Launched in June 2016, after successful running in 3 schools across Tamil Nadu, this project focuses on children at the
Bottom-of-the-Pyramid, and is backed by KML’s mission.
Karka Math Lab was started because only 29.9% of Class 3 students across the country attending Government Educational Institutions were able to solve basic subtraction of class 2. Even alarming were the class 5 kids, of whom a good 39% were still unable to solve the same class 2 subtraction problems. And the trend is declining each year. (According to studies conducted by ASER (Annual Status of Education Report which are released by the minister of HRD, India).
When we reflected on this scenario and how to overcome this problem, we set out on a journey to find what the problems were. We began by observing the functioning of some of these institutions while being involved with them through our Gift a future project and came across the following issues which could be contributing towards these declining trends:
1. Lack of good teachers
2. Inadequate/ Inappropriate learning content (Instead of a gradual increase in terms of difficulty level in Math as the children proceed to the next class, there is a sudden leap making the concept difficult to understand for most children).
3. Lack of understanding the individual skills of students (Teachers in these Institutions are required to balance their teaching functions with administrative responsibilities which leaves them less time to understand the kids and their skills)
This need was what steered us in creating the Karka Math Lab. The main purpose of the project was to create a tangible and robust classroom model, which could easily be adopted in different schools across the country with simple guidelines.
Our solution was a very radical and path-breaking one that was inspired by educational innovators around the world.

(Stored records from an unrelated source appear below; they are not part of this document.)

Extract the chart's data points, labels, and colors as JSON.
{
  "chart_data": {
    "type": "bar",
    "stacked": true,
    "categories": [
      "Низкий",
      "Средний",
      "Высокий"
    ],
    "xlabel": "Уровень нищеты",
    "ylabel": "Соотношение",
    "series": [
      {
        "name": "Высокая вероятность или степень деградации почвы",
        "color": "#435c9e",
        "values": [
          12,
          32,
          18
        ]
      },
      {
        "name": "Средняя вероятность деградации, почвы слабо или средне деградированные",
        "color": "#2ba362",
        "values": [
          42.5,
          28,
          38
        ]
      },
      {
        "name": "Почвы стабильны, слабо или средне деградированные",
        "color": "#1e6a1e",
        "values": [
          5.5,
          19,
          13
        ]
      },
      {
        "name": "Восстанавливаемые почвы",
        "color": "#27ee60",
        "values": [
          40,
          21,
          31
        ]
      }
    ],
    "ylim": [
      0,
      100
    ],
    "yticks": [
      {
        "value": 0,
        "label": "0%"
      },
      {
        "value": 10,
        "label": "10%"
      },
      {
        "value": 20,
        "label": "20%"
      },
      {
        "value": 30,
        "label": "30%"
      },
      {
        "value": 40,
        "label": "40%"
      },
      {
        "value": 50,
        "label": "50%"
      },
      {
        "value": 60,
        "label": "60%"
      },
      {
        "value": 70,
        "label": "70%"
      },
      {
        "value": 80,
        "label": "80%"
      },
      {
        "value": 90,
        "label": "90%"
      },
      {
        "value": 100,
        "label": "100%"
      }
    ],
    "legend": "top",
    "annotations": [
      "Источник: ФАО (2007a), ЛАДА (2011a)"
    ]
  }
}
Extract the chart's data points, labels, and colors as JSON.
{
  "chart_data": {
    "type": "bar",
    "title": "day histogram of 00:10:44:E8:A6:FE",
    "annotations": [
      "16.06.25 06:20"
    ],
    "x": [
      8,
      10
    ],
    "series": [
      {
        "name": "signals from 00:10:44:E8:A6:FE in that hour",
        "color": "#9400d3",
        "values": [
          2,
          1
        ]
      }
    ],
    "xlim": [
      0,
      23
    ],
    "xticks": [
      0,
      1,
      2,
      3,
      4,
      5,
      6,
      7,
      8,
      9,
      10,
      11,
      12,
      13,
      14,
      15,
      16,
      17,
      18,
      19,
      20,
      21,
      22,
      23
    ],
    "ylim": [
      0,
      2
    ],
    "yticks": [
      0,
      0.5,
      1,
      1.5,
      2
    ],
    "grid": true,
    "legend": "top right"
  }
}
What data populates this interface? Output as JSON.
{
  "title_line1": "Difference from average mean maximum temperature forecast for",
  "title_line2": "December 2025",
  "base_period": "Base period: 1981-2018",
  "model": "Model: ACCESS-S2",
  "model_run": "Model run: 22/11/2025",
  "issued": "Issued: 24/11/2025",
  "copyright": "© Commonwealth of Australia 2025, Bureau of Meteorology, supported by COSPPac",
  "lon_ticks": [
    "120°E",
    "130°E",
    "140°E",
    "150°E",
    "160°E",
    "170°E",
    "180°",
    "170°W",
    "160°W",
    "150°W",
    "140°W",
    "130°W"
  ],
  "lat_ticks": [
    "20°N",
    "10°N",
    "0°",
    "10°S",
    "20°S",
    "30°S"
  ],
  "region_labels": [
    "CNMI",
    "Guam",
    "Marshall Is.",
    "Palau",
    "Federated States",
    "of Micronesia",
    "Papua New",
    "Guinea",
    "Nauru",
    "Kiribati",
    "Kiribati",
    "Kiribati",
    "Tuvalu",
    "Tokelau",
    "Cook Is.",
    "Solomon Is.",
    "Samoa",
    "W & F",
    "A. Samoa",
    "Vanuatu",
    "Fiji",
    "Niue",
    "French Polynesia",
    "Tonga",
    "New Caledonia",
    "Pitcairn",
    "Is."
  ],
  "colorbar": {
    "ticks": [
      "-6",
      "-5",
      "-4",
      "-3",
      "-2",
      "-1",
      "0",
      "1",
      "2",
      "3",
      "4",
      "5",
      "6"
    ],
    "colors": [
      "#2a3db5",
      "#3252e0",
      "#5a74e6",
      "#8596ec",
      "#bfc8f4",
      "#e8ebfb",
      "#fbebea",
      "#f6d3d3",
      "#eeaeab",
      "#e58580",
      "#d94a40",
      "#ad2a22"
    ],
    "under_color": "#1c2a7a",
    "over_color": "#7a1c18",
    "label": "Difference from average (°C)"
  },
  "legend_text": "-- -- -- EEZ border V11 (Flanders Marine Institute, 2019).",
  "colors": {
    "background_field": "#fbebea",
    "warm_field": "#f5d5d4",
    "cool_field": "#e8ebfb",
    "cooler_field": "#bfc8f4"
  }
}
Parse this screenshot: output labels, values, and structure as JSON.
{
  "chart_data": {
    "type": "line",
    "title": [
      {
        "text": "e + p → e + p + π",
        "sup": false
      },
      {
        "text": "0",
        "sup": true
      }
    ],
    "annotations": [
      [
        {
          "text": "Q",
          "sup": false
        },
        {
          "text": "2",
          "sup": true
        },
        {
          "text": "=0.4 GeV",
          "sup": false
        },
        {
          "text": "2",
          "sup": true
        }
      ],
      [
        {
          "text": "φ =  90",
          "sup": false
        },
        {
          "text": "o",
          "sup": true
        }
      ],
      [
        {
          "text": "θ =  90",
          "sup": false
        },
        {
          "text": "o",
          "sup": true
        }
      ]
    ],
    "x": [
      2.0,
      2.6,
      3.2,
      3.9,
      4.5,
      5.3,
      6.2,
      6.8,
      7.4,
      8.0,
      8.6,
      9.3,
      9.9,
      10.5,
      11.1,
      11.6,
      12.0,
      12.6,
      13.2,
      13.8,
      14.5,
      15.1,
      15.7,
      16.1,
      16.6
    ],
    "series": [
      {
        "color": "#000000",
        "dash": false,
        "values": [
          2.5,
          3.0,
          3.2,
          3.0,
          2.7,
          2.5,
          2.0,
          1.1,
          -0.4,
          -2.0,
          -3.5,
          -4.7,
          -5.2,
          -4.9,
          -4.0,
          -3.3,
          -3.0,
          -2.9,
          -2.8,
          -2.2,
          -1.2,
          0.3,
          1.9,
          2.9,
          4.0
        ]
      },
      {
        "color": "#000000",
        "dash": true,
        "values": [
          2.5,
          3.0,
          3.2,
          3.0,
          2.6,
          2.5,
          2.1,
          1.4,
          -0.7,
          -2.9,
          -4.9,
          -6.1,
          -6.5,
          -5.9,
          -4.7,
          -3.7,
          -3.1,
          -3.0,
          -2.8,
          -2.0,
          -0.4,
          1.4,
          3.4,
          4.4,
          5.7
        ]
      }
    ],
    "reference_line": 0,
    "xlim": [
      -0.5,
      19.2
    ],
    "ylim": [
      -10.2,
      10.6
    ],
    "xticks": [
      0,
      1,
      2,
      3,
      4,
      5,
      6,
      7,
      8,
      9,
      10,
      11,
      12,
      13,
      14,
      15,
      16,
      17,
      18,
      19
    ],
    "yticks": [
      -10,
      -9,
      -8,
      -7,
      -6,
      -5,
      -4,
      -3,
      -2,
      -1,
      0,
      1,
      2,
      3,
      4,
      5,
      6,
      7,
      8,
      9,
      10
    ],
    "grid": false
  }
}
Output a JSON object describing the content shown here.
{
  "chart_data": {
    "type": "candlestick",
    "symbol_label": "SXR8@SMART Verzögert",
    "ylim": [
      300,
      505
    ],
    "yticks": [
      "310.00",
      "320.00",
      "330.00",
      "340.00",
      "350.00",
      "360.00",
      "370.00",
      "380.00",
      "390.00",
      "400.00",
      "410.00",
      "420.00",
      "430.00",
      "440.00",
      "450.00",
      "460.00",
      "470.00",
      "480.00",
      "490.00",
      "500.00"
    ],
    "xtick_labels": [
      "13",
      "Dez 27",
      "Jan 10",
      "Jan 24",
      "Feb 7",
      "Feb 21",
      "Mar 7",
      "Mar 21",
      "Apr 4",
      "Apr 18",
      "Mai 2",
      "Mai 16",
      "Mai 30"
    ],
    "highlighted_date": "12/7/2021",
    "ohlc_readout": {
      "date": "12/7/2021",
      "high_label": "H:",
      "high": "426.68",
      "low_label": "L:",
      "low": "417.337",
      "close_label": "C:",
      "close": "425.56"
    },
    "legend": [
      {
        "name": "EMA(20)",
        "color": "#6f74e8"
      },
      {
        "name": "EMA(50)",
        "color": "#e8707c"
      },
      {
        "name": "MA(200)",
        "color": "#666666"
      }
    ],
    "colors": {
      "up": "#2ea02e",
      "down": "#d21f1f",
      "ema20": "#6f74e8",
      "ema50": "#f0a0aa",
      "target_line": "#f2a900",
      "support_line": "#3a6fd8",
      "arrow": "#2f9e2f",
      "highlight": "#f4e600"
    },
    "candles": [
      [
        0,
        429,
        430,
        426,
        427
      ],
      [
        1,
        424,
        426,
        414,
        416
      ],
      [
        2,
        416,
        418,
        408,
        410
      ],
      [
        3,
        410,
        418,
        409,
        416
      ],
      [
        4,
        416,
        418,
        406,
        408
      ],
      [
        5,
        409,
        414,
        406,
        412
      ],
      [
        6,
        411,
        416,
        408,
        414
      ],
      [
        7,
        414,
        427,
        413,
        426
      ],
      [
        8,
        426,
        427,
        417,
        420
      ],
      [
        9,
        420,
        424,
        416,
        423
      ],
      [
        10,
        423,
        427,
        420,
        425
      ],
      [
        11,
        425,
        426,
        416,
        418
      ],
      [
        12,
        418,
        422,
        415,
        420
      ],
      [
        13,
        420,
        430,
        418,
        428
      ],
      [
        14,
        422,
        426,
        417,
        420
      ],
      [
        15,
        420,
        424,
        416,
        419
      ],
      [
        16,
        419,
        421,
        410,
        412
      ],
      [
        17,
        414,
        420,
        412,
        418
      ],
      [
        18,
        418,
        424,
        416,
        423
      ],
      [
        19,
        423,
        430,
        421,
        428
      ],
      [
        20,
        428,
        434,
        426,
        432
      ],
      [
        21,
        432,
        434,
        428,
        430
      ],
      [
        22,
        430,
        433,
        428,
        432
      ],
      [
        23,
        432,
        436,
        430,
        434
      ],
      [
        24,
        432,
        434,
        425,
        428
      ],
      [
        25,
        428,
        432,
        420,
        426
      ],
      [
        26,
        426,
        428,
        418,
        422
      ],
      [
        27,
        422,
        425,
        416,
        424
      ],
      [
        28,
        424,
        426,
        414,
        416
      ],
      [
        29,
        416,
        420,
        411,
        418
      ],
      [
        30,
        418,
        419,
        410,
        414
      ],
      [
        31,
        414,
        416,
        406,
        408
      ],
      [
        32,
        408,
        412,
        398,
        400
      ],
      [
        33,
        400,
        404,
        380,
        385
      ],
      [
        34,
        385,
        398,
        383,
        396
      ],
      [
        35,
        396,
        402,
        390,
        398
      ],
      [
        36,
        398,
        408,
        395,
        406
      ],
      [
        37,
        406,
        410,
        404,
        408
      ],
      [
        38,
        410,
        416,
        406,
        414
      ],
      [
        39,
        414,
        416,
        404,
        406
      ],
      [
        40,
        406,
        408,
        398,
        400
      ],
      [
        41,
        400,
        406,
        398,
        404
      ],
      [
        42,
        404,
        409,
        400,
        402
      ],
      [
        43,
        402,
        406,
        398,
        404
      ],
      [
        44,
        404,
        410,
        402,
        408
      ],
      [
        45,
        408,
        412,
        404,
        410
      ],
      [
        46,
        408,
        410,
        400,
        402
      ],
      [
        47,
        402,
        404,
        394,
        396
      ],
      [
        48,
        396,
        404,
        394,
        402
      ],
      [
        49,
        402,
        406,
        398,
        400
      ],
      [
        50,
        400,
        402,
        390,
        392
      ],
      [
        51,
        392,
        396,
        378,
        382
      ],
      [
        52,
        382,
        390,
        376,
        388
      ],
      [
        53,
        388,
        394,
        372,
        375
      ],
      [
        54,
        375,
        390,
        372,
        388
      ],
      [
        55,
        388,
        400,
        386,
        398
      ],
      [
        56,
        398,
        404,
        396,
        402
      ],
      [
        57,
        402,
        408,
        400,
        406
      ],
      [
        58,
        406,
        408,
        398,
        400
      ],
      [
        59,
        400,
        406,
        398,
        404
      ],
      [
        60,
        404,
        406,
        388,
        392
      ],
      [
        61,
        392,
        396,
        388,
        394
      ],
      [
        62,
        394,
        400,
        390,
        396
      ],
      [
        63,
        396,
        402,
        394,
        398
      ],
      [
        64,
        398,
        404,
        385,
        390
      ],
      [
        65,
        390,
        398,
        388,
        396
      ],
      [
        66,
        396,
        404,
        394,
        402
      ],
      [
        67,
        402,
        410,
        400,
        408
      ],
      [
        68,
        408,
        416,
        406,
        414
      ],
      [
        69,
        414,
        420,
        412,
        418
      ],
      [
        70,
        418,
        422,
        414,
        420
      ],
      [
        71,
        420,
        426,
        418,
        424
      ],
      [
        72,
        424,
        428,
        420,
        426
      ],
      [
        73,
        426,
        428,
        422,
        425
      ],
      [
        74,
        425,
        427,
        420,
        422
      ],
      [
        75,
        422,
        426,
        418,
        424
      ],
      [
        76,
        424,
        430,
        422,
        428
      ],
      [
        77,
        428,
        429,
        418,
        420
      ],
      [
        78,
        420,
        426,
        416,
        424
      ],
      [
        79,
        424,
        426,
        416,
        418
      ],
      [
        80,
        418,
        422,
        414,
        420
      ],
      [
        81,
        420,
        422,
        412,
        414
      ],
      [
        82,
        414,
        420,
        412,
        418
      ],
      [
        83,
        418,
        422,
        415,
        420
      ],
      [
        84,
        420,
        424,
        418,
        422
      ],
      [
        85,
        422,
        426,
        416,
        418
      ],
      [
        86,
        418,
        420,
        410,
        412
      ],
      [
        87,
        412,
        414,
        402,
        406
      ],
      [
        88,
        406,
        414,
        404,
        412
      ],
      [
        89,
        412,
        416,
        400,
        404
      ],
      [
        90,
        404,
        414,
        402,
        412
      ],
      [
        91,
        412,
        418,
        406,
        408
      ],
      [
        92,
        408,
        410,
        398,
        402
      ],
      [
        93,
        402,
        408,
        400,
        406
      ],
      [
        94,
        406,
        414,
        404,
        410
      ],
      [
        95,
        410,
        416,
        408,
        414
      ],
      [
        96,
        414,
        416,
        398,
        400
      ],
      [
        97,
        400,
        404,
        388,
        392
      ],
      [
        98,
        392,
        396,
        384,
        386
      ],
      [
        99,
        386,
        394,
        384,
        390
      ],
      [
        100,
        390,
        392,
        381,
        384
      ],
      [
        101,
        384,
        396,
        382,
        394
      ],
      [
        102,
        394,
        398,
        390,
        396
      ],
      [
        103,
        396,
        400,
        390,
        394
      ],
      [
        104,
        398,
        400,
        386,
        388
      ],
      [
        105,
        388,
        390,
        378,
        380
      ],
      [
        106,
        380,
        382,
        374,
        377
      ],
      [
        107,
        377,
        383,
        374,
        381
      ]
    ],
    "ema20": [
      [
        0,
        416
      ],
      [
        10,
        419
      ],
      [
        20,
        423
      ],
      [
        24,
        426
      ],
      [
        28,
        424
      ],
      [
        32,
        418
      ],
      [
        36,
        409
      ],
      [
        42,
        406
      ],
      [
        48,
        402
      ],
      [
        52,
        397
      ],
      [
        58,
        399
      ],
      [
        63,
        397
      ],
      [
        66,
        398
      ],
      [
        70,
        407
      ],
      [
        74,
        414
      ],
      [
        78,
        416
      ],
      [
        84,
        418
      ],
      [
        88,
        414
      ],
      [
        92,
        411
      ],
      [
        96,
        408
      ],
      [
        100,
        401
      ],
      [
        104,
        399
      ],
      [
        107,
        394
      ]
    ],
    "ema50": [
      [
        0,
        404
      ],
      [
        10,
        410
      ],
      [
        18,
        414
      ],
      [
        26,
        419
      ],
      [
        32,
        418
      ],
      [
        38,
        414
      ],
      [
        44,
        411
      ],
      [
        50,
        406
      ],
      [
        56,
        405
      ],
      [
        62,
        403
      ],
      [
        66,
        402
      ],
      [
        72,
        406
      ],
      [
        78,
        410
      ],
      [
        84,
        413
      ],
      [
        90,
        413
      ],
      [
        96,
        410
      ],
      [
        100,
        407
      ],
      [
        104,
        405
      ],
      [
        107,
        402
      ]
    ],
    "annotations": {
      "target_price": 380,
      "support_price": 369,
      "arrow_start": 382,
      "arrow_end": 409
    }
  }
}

We adapted the solution for a school setting to replace the classroom model of teaching and transform into a self-learning environment facilitated by technology. This solution has now become a robust & efficient classroom model, which can readily be replicated anywhere.
To make this happen, we started by looking for quality content online. That’s when we stumbled upon a TED talk delivered by Mr. Salman Khan; a US based educator who started the non-profit organization www.khanacademy.org. The motto of Khan Academy is “free world class education for anyone, anywhere” and this was exactly what we were looking for. Once Khan Academy was chosen as our free online content source, the next logical step was to examine its content and map it to the curriculum followed by these schools. This approach of choosing an open source content solves a couple of key problems:
Quality Content: With Khan Academy, we are able to deliver global content to schools that otherwise do not have an access to it.
Quality Teachers: The quality of teaching and learning in these schools were found to be low, with mathematics taught in an undifferentiated, rote-learning style. With Khan Academy we have Mr. Salman Khan delivering all the video lectures himself in a fun engaging way and also ensuring quality and consistency.
We started by setting up a Math Lab in a spare room at Kesari Higher Secondary School, which is a school for underprivileged children. We brought in affordable low-cost computers with connection to the Internet and created a curriculum based on their school syllabus and using only the content (videos & exercises) available on www.khanacademy.org
In order to achieve improved quality of education and performances of students, Karka Math lab made significant, pioneering changes in two aspects of school. We made changes in the Environment, with regard to the classrooms and the facilitation methods as well. These changes are explained in detail below:
We believe, one of the key aspects of a successful learning model is a conducive environment. If the environment is fun & inviting, the learning starts happening on its own. Hence, we spent our initial days planning the most efficient environment that is functional, operational friendly and has a fun classroom design.
The role of a teacher is transformed to that of a facilitator, whose ultimate aim should be to facilitate learning to the kids. We started our first labs with fresh graduates from Universities, who are passionate about education and certainly determined to make a difference.
In order to begin facilitating, one must first understand where a child is in his/her understanding of the subject and how to help them grow from there. Evolving these baselines for every student was the key factor. The process of Facilitation can be divided into the following factors:
1. Developing baseline for each students
2. Facilitate ease of understanding (like; avoiding language barriers, etc.)
3. Implement reward systems to motivate kids
4. Facilitating kids to self manage their time by creating periodical goals & targets for them.
We have launched in June 2016, and will be updating the outcomes at the end of term I.